2009: The year for virtual security

Tom Ashoff, vice president of engineering, Sourcefire
2007 was a breakout year for virtualization, when companies discovered the economic and organizational benefits in building out a virtual infrastructure. According to a survey conducted by Symantec in late 2007, 90 percent of the survey respondents were at least considering virtualization for their data centers, and 50 percent were actually implementing it. 

2008 was a year where organizations were digesting their purchases of virtualization products and starting to realize the management challenges associated with virtualization. Everything from performance and capacity management to troubleshooting and security administration becomes more difficult in a volatile, multilayered and often heterogeneous virtualized environment.

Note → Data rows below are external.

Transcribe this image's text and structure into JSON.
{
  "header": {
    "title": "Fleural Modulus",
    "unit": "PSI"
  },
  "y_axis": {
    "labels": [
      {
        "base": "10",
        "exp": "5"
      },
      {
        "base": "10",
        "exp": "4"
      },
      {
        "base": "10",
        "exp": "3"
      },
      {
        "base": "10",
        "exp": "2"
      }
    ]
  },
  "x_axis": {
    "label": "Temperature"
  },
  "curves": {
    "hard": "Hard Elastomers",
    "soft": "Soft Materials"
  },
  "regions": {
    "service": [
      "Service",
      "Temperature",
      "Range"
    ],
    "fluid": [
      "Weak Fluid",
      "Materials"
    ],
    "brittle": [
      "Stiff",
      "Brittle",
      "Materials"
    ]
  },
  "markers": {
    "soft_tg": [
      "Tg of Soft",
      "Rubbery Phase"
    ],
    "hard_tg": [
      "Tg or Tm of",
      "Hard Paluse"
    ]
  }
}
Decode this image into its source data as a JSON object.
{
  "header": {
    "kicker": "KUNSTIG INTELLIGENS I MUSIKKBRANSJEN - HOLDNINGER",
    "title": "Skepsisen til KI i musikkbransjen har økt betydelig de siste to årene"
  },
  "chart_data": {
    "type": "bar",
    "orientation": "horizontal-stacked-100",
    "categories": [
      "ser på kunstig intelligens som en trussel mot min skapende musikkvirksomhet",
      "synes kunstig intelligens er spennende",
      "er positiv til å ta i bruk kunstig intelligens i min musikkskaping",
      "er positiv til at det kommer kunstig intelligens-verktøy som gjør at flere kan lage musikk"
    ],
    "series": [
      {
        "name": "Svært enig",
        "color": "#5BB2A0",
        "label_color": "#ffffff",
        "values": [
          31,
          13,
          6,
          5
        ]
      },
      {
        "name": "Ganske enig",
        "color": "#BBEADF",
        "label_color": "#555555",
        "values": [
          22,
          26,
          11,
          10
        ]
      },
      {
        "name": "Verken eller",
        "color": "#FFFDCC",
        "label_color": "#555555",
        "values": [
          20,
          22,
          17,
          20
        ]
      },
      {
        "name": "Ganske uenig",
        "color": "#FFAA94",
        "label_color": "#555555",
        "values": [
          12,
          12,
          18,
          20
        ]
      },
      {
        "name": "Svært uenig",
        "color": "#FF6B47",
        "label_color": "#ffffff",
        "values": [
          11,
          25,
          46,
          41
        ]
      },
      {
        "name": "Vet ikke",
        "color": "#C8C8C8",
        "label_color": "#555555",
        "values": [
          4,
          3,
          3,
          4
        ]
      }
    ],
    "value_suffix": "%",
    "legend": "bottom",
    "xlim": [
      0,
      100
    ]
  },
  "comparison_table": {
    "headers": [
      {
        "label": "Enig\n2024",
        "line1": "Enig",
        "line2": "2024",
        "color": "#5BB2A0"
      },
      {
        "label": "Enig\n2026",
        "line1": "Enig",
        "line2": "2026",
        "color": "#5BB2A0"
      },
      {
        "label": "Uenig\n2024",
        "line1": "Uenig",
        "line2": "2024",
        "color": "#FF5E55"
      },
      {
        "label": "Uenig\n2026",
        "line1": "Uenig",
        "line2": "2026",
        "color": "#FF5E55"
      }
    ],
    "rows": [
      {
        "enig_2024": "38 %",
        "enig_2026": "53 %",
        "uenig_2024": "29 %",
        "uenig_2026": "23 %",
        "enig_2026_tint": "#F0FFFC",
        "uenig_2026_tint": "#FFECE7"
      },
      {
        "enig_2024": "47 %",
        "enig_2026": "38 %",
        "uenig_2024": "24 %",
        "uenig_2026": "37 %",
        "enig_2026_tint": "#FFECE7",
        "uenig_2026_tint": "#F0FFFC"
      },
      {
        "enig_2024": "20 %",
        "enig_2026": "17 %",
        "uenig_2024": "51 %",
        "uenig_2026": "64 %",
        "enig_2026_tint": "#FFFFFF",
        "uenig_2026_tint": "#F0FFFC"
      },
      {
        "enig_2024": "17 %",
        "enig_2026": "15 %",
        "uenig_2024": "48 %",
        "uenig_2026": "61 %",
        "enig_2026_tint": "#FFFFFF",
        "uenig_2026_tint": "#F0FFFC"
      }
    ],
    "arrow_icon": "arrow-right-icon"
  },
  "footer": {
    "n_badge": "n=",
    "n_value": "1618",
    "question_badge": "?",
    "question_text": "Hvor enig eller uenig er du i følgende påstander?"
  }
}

In the midst of dealing with the complexity of managing virtual networks, organizations have not paid sufficient attention to security. According to Stephen Elliott, IDC’s research director for enterprise systems management software, “We’re finding security is the forgotten stepchild in the virtualization build-out. That’s scary when you think about the number of production-level VMs (virtual machines).” IDC research indicates that 75 percent of companies with 1,000 or more employees are employing virtualization today.

Because of the lack of attention paid to securing virtual networks, there is a distinct possibility that 2009 will bring the first public security breach related to virtualization policies or technologies. As a result, in 2009 security will take center stage in virtual environments.

Compliance will also play a much larger role for virtualization this year. Until now, auditors have not focused on inspecting virtual networks to ensure they meet regulatory requirements. At some point we can expect that virtualization will explicitly be mentioned in standards such as the Payment Card Industry’s Data Security Standard (PCI-DSS) and organizations will have to determine how they can meet these compliance requirements.

As virtualization begins to reach maturity within the enterprise, a number of best practices can help mitigate the security risks that may be created:

1. Apply standard security practices to VMs as if they were physical.  These include anti-virus and anti-spyware agents, configuration control, and vulnerability scanning.

2. Segment VMs by the data they contain. Do not combine VMs containing sensitive data with VMs designated for QA or testing, for example.

3. Enforce isolation between network segments. Do not combine VMs in the same host if they are connected to network segments at different trust levels. 

4. Guard against VM sprawl by maintaining an inventory of VMs and the physical host they reside on.  All migrations should be documented and subject to a configuration control approval process.

As regulatory pressure begins to emerge, IT security professionals must support best practices with tools that can help them do their jobs effectively—offering visibility into their virtual infrastructure; tracking where VMs reside, where they move to, and what other hosts they are communicating with; and providing the same level of security to their virtual infrastructure that they do to their physical infrastructure. 

If we are to truly benefit from the promises of virtualization, security must come to the forefront in 2009. Best practices and tools that offer a holistic approach for managing both physical and virtual network security are the answer, and can help the industry avoid a public and damaging wake-up call.